Jakarta, Semartara.News – Direktur Eksekutif Jaringan Moderat Indonesia Islah Bahrawi mengingatkan Polri harus bisa menelusuri dan mengungkap motif di balik aliran dana asing ke ormas Front Pembela Islam (FPI).
“Berkaca dari berbagai kasus pendanaan terhadap kelompok radikal, tindakan PPATK membekukan beberapa rekening FPI itu sudah tepat. Karena memang ini modus operandi yang sering dilakukan oleh kelompok-kelompok ekstrem kanan di Indonesia,” kata Islah Bahrawi dalam keterangan tertulis di Jakarta, Senin (25/1/2021).
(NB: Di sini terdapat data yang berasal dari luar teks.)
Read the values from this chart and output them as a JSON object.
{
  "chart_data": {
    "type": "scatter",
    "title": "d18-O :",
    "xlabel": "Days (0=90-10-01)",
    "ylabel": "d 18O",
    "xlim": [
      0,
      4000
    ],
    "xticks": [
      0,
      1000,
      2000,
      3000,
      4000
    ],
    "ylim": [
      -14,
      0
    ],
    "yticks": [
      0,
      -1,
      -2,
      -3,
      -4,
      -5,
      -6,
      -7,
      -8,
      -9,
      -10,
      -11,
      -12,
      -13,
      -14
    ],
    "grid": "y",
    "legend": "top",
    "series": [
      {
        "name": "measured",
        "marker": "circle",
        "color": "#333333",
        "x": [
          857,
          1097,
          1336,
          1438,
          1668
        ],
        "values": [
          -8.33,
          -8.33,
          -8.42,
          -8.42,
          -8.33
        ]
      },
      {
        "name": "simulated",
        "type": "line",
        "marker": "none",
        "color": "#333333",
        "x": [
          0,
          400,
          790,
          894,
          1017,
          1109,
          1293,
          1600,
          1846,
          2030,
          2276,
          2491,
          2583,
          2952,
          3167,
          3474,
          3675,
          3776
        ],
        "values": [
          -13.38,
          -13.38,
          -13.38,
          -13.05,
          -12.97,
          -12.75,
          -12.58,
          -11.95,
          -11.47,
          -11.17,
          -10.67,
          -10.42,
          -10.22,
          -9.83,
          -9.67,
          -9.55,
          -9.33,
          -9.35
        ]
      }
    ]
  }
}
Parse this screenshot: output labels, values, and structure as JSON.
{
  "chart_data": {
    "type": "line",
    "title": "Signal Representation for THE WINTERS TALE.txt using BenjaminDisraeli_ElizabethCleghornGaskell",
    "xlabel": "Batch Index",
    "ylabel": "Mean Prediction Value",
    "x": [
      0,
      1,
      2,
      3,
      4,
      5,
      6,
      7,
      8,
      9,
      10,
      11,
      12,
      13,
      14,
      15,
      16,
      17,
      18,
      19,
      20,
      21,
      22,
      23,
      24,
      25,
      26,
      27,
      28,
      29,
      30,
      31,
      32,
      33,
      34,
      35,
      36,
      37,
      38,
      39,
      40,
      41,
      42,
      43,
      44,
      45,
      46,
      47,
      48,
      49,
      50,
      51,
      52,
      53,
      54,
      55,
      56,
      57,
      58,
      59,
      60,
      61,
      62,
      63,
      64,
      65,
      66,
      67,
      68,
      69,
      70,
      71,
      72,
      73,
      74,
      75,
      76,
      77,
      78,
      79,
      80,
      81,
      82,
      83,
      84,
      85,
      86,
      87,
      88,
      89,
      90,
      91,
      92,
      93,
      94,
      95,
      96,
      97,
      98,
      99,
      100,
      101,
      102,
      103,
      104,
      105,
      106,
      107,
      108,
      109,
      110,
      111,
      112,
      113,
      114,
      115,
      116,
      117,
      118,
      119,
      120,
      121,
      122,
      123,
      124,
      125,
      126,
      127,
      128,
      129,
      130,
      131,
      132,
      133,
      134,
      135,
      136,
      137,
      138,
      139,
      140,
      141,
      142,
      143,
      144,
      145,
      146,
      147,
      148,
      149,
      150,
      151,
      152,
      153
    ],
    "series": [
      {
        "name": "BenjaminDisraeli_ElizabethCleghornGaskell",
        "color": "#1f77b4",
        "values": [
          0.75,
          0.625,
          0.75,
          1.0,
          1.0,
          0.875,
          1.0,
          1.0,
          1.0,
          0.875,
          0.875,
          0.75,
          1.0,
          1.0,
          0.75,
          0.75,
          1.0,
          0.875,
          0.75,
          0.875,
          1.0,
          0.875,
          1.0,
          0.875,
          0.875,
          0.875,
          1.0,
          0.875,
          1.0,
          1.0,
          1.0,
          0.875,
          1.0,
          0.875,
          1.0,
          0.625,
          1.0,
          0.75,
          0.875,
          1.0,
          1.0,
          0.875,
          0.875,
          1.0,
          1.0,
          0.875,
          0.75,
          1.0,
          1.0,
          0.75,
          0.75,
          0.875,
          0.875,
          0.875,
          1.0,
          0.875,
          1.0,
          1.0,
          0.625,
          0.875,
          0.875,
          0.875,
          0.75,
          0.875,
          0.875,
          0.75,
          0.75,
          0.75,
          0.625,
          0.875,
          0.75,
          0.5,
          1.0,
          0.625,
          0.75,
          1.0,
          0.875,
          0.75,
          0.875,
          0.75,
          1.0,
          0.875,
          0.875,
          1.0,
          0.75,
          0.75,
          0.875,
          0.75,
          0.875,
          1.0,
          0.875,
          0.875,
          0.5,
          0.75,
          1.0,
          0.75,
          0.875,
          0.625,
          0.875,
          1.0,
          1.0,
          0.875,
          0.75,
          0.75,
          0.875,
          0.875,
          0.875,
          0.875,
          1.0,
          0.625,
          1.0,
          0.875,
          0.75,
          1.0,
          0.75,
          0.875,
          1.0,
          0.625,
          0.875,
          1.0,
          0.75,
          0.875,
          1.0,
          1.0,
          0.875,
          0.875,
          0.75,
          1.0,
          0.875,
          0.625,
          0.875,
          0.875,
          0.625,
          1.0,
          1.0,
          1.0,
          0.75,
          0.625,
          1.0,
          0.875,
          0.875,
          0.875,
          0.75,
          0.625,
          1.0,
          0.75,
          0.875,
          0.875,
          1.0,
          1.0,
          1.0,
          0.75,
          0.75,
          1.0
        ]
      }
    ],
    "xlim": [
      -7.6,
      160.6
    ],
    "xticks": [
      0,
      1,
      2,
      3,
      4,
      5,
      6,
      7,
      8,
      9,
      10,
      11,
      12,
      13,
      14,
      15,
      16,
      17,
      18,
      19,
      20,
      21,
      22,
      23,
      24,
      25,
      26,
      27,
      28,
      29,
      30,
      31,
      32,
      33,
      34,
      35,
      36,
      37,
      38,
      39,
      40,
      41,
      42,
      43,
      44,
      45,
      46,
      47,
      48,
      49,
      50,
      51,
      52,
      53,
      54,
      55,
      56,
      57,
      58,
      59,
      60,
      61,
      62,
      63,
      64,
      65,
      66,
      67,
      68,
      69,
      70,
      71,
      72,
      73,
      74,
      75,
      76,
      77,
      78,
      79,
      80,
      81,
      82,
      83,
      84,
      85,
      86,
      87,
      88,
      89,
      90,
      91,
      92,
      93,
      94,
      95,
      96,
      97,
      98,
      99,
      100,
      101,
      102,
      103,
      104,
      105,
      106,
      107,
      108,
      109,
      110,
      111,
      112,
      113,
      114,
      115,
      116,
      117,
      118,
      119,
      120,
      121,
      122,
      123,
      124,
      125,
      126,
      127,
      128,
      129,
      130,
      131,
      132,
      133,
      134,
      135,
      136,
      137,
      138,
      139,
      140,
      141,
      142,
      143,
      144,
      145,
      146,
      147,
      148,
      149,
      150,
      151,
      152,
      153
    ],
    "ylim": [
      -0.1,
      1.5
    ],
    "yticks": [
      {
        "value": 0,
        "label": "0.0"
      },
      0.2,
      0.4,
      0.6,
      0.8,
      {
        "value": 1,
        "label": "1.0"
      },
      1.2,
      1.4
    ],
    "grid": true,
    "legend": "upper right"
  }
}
Pusat Pelaporan dan Analisis Transaksi Keuangan (PPATK) sebelumnya menemukan transaksi lintas negara dalam rekening milik orang-orang yang terafiliasi dengan ormas FPI.
Menurut Islah, yang dikutip dari Antaranews.com, Selasa (26/1/2021), pendanaan dalam gerakan radikal, ekstrem, dan terorisme di Indonesia selalu menjadi persoalan, sebab ketika penelusuran secara digital semakin ketat maka kelompok terorisme menggunakan jalur non digital untuk transaksi.
Ia mengingatkan belum lama ini ada temuan uang dari kotak amal digunakan untuk mendanai kegiatan teroris.
Beberapa kelompok, kata dia, menggunakan sirkular funding atau pencucian uang, yakni uang dikeluarkan terlebih dahulu dari dalam negeri, lalu diendapkan di luar negeri, kemudian kembali ke dalam negeri.
Islah mencontohkan aksi Arab Spring yang membuat beberapa negara di Timur Tengah hancur-hancuran, ditengarai ada aliran dana luar negeri dan keterlibatan negara-negara barat dalam upaya menghancurkan beberapa negara Arab yang dipimpin orang-orang yang dinilai totalitarian.
Pemimpin-pemimpin di Arab yang sangat karismatik dan disegani ditumbangkan, walaupun sebenarnya negaranya makmur, kata dia, misalnya Moammar Khadafi saat memimpin Libya.
Dalam konteks Indonesia, Islah menganalisis FPI bisa saja menjadi mesin curah, karena masih bisa bergerak di tataran normatif, kemudian FPI seperti dispenser untuk pendanaan kelompok ekstrem.
Islah menengarai adanya indikasi keterlibatan lembaga donasi dan beberapa orang top di Indonesia mendanai FPI, tetapi modelnya berputar, dikeluarkan ke luar negeri, lalu kembali ke Indonesia.
“Ya bagusnya dibekukan, sebelum dana yang di dalam itu dikuras. Memang seharusnya Polri dan juga beberapa lembaga penegak hukum dan juga stakeholder, sudah harus bisa men-‘tracing’ itu,” katanya.